From inbox to insights: Extracting structured data from emails with Python and LLMs

February 15, 2025

Introduction

I have been receiving emails from No Fluff Jobs, a job board I signed up for a few years ago to get job alerts. Over time, I’ve accumulated over 2,000 emails with data on job titles, salary ranges, locations, remote status, and company names. This feels like a treasure trove of information, so I decided to finally extract and analyze it. I’m sure there are existing tools that could have made this simpler, but I wanted to try out Google’s Gemini 2.0 Flash-Lite for cost efficiency and the possibility of reusing it for future email parsing tasks.

I've recieved over 2,000+ emails like this one

Getting the raw data

Initially, I tried using simplegmail to pull out all the emails, but that quickly exceeded my API quota, even when filtered for this year’s emails alone.

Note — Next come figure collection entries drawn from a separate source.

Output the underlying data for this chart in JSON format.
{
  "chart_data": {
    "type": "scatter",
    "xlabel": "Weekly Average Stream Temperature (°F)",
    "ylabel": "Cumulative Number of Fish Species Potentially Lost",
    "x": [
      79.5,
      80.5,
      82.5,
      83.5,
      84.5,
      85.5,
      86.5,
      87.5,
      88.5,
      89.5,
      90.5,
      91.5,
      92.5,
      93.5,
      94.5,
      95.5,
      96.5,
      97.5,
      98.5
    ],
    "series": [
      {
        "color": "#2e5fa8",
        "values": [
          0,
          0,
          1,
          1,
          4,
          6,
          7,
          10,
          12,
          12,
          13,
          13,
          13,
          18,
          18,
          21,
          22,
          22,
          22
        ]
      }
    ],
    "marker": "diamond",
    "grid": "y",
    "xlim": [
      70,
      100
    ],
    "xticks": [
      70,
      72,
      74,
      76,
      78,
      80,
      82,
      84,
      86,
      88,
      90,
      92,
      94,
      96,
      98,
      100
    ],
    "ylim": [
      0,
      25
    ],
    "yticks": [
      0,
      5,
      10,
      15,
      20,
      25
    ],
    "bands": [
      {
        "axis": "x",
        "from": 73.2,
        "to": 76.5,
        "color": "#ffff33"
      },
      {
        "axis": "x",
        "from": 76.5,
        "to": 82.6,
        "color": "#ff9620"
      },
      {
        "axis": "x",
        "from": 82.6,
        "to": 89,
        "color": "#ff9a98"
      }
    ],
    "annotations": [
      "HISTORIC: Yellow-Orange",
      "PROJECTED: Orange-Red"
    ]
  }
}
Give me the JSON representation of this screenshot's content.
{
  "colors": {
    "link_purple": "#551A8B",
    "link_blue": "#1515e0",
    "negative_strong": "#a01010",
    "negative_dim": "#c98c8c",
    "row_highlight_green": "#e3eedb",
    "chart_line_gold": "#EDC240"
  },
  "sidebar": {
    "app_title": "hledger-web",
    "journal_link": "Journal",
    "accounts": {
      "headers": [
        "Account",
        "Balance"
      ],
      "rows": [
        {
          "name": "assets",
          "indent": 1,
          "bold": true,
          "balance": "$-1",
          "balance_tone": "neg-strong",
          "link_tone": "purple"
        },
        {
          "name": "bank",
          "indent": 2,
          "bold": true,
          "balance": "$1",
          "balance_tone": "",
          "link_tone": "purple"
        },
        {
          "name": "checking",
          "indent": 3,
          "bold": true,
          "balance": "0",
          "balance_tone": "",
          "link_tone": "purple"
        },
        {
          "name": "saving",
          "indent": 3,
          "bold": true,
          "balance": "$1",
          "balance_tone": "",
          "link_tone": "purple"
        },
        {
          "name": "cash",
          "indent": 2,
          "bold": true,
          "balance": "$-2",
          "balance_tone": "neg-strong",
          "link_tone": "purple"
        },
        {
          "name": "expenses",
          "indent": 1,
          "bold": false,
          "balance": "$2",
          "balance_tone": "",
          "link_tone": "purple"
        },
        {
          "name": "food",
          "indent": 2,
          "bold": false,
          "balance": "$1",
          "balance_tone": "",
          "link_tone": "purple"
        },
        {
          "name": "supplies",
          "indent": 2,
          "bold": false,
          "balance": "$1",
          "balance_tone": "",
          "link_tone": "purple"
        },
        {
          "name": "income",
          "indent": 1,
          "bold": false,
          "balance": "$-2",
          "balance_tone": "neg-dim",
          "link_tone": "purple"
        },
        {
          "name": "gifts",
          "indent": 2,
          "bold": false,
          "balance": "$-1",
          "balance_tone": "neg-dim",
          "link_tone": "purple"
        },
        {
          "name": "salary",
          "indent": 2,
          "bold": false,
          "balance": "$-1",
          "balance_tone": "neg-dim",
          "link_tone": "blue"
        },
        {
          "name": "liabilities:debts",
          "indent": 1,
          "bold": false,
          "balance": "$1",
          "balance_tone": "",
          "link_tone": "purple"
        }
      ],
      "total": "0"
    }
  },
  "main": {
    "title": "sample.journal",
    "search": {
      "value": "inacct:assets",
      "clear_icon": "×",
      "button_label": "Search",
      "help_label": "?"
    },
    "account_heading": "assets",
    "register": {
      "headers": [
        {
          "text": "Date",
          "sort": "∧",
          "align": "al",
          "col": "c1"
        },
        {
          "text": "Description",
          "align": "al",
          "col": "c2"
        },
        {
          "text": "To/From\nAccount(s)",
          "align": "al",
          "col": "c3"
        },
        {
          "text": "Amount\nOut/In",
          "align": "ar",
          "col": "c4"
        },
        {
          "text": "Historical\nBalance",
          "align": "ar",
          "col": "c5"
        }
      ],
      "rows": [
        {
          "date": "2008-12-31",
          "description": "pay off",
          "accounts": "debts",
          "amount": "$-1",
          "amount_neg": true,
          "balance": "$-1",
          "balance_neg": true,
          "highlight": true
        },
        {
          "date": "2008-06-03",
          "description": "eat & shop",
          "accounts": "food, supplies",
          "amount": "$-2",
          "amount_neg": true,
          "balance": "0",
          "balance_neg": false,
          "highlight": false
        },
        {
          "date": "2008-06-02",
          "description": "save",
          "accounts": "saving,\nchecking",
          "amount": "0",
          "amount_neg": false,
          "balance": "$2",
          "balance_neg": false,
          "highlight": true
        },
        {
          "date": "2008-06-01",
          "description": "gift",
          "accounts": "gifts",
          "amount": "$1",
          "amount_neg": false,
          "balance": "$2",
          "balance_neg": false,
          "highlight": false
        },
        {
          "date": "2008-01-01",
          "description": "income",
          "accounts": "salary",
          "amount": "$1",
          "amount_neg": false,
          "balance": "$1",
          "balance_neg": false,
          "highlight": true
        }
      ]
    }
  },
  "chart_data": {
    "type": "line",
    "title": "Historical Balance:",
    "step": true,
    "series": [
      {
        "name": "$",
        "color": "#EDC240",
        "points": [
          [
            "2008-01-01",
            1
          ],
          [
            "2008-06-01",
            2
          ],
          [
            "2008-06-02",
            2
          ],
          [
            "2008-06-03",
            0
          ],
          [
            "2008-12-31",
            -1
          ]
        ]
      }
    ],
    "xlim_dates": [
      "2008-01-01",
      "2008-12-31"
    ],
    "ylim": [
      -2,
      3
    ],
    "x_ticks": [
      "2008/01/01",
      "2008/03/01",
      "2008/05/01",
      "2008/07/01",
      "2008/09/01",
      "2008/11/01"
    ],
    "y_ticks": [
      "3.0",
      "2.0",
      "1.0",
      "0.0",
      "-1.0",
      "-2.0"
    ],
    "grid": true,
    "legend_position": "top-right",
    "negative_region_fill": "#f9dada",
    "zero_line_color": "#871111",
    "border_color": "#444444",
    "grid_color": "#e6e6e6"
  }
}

Fortunately, Google Takeout makes it easy to export your data into neatly organized ZIP files. I created a filter in Gmail to isolate the No Fluff Jobs emails and applied it to existing messages. However, only a few emails appeared on the first export. An hour later, another export got me a few hundred emails. It seems it may take time for Google Takeout to apply all those filters. After a few more hours (or days), I expect the full 2k+ emails to be available for export.

Why LLMs Make This Easier

Before large language models (LLMs), extracting data from raw HTML was challenging. Different currencies, small HTML changes over the years, or layout differences would complicate a simple regex approach. With an LLM, you can process these variations far more reliably.

Cleaning the data

The first step was to extract the raw text from the mbox file, including the email’s received date. This will be helpful for analysis later and give more granular data. Next, I converted the HTML to Markdown to reduce the number of tokens the LLM has to process. While the raw HTML likely contained more semi-structured data, I opted for easier handling here and potential cost savings. Finally, I used Google Gemini 2.0 Flash Lite to extract job listing data from the now minimized Markdown text. The data is serialized into a Pydantic model for better structure and consistency.

See the code now on GitHub

Analyze the data we've extracted

To explore this dataset of tech job listings I converted salary data into annual USD amounts because I'm american and this is easier for me to read. Then adjusting for cost of living across different countries. After dropping rows with missing values and parsing timestamps, I resampled the data quarterly and smoothed it with a Gaussian filter to visualize salary trends over time. I overlaid major tech layoff dates from Meta, Amazon, Google, Microsoft, and Salesforce on these charts, which helped me spot how industry-wide events might correlate with shifts in pay.

Please keep in minda these results are just data points from emails about job posts that I've gotten and there's not enough data points to really make any real assumptions from this. This is just something I thought would be fun to do with data that I had been passively collecting over time.

It looks like the massive layoffs in big tech companies drove salaries down and lead to a decrease in salaries for remote jobs. But there as an increase in non-remote jobs which when accounting for inflation might not be such a huge bump in pay.

Adjusted max salary plot

Adjusted max salary remote vs non-remote

See the Python Notebook now on GitHub

Conclusion

This was fun to work on and I finally got to pull the data out of those emails I had been recieving from the pre-ChatGPT era when this would have been much harder to do. It's really wild with how well priced Gemini 2.0 Flash-Lite is at just pocket change per 1M tokens. This little experiment costs basically nothing to run and I think I'll do more things like this because of just how affordable and easy it is to scrape data. The resulting graphs were not surprising given what's been coming up in other posts/videos and the news. But I don't think that just using the email notifications like this is enough of an indicator to really tell an accurate story about what's happening in the job market right now.